Forgiving Fred.

Fred Phelps has died. He was the leader of the Westboro group. They weren’t Baptist, and they weren’t a church. Not really. They were an organized group of haters. They showed up at military and high publicity funerals to protest gay people, even if the person who died was straight.

Among Jesus’ last words were “Forgive them Father, for they know not what they do.” Let us forgive Fred and his followers.

We cannot become like Fred Phelps or his followers. If we do, they have won. To hope that he “rots in hell” or to desire to “piss on his grave” is to let his brand of hate to take over.

This is about really knowing the message of Jesus. This is about knowing that the message is about forgiveness and love. It is about showing that same forgiveness and love that is shown to us through Jesus to others

Why would people want to become Christian if the face of Christianity is Fred Phelps and his group? Why would they want to become part of the Body of Christ when it looks like it is only used to attack others?

This Body was created to heal, not hurt. Our hands are meant for feeding and clothing others, not for holding picket signs. Our fingers were not made for pointing.

Imagine if this group had used its resources to mobilize their members to go to flood areas and other natural disasters to help out. They could have used their powers for good. Imagine if they’d used their money and time to teach people how to read or how to eat healthy food

We, as members of the Body of Christ, are held to a higher standard. We must forgive him. To forgive is not to condone.

We must remember that he was not acting alone. When we talk about how bad he was, we have to remember that it wasn’t just one man who showed up with a picket sign.

We talk about how bad Hitler was, but we forget that it was thousands of his followers that did the dirty work. We talk about Osama bin Laden, but we forget he wasn’t the one who was bombing and killing. Both of them were just giving the orders and others were just carrying them out.

If we are filled with hate towards Fred Phelps, we are one of his followers as surely as they were.

The bad thing is that there are plenty of people who call themselves Christian who agree with the Westboro group’s motives, if not their methods. They think that the purpose of Christians is to tell off other people and to have them live by a certain narrow set of rules.

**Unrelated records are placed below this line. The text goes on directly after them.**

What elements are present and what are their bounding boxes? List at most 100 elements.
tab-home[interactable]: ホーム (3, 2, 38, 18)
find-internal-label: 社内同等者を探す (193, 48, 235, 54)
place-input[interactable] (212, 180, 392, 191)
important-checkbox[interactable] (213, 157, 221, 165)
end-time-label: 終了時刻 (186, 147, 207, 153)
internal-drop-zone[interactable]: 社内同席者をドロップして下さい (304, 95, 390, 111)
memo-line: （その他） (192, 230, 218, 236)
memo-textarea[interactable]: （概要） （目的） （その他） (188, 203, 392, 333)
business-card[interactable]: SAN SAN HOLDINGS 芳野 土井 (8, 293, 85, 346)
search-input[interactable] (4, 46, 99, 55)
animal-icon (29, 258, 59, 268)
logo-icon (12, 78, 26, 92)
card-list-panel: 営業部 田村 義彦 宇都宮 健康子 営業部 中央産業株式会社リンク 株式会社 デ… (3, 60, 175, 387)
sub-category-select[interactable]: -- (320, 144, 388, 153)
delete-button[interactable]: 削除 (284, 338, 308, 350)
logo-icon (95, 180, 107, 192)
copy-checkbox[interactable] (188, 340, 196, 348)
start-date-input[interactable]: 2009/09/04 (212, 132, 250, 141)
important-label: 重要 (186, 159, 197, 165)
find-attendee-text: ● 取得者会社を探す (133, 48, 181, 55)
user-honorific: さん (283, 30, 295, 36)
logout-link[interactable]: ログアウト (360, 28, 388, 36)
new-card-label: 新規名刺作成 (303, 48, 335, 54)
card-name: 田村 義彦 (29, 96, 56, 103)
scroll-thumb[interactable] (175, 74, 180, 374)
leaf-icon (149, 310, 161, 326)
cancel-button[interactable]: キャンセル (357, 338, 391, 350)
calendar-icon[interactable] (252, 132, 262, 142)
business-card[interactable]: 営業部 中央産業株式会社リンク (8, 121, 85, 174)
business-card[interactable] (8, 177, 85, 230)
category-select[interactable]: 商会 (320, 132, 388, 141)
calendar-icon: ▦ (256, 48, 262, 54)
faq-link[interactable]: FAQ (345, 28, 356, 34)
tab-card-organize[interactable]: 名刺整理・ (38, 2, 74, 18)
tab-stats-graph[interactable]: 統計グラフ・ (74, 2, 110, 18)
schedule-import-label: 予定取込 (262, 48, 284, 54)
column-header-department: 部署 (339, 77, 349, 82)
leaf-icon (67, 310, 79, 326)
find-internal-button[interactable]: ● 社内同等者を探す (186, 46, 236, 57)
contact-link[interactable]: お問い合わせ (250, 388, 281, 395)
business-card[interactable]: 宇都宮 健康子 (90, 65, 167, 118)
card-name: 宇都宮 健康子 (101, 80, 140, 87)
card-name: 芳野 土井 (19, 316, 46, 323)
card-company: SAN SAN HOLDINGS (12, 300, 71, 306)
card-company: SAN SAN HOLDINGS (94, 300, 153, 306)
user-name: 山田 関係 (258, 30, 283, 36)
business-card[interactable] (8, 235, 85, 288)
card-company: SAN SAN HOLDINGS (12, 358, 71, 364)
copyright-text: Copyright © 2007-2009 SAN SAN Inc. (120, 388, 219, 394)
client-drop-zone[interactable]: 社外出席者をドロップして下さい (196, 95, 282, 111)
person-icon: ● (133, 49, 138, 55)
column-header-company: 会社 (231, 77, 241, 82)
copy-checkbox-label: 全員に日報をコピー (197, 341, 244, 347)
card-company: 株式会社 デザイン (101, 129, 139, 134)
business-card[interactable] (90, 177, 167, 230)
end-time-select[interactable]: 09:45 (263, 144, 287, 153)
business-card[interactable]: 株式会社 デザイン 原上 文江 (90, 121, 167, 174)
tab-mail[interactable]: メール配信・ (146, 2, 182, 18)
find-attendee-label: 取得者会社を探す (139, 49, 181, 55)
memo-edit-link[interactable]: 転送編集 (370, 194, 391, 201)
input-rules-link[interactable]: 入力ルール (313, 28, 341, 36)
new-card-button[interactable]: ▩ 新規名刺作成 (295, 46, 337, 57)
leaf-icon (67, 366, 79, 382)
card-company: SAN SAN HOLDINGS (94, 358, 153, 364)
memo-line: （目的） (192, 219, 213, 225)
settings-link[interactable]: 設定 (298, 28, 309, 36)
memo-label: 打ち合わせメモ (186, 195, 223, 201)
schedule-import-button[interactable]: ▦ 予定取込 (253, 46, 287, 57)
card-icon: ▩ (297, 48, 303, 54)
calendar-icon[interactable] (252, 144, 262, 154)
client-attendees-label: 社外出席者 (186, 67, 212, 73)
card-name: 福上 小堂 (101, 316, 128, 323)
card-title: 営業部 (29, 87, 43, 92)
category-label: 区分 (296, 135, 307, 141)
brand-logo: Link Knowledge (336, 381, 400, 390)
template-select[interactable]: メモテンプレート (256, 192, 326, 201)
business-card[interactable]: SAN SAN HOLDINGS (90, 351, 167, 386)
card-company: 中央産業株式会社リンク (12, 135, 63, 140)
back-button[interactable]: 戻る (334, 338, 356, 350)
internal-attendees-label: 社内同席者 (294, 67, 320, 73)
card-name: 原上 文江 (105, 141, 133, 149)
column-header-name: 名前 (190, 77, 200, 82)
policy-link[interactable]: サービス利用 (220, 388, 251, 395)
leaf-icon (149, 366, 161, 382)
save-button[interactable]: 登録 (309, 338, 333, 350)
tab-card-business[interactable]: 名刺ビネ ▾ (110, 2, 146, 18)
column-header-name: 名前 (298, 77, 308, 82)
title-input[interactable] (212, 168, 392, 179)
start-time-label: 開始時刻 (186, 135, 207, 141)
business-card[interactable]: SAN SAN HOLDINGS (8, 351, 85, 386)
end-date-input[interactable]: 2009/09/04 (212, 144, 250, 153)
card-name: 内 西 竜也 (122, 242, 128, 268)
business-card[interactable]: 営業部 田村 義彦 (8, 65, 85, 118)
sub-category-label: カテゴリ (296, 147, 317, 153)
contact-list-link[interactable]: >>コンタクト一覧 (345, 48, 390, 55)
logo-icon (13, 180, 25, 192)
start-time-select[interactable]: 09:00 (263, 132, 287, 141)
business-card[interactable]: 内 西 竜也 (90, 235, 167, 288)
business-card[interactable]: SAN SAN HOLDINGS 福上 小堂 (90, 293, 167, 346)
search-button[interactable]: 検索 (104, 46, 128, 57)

They don’t remember that Jesus, in John 8:7, when he came across a group that was going to stone an adulterers, said “Let him who is without sin among you be the first to throw a stone at her.” Jesus doesn’t condemn her, or anybody else. Neither should we. They don’t remember that Jesus paid for all sins, for everybody, across time, by his death on the cross. We aren’t sinners, none of us. That debt is paid.

We can’t condemn even those who condemn others. Even Fred Phelps and his followers. We have to love them, because they need it the most. We have to show them love. We have to show them how to love by being loving to them.

Forgive them. Be the face of love to them. We must teach them who Jesus really is by being Jesus to them. Jesus is love. Thus, we should be too.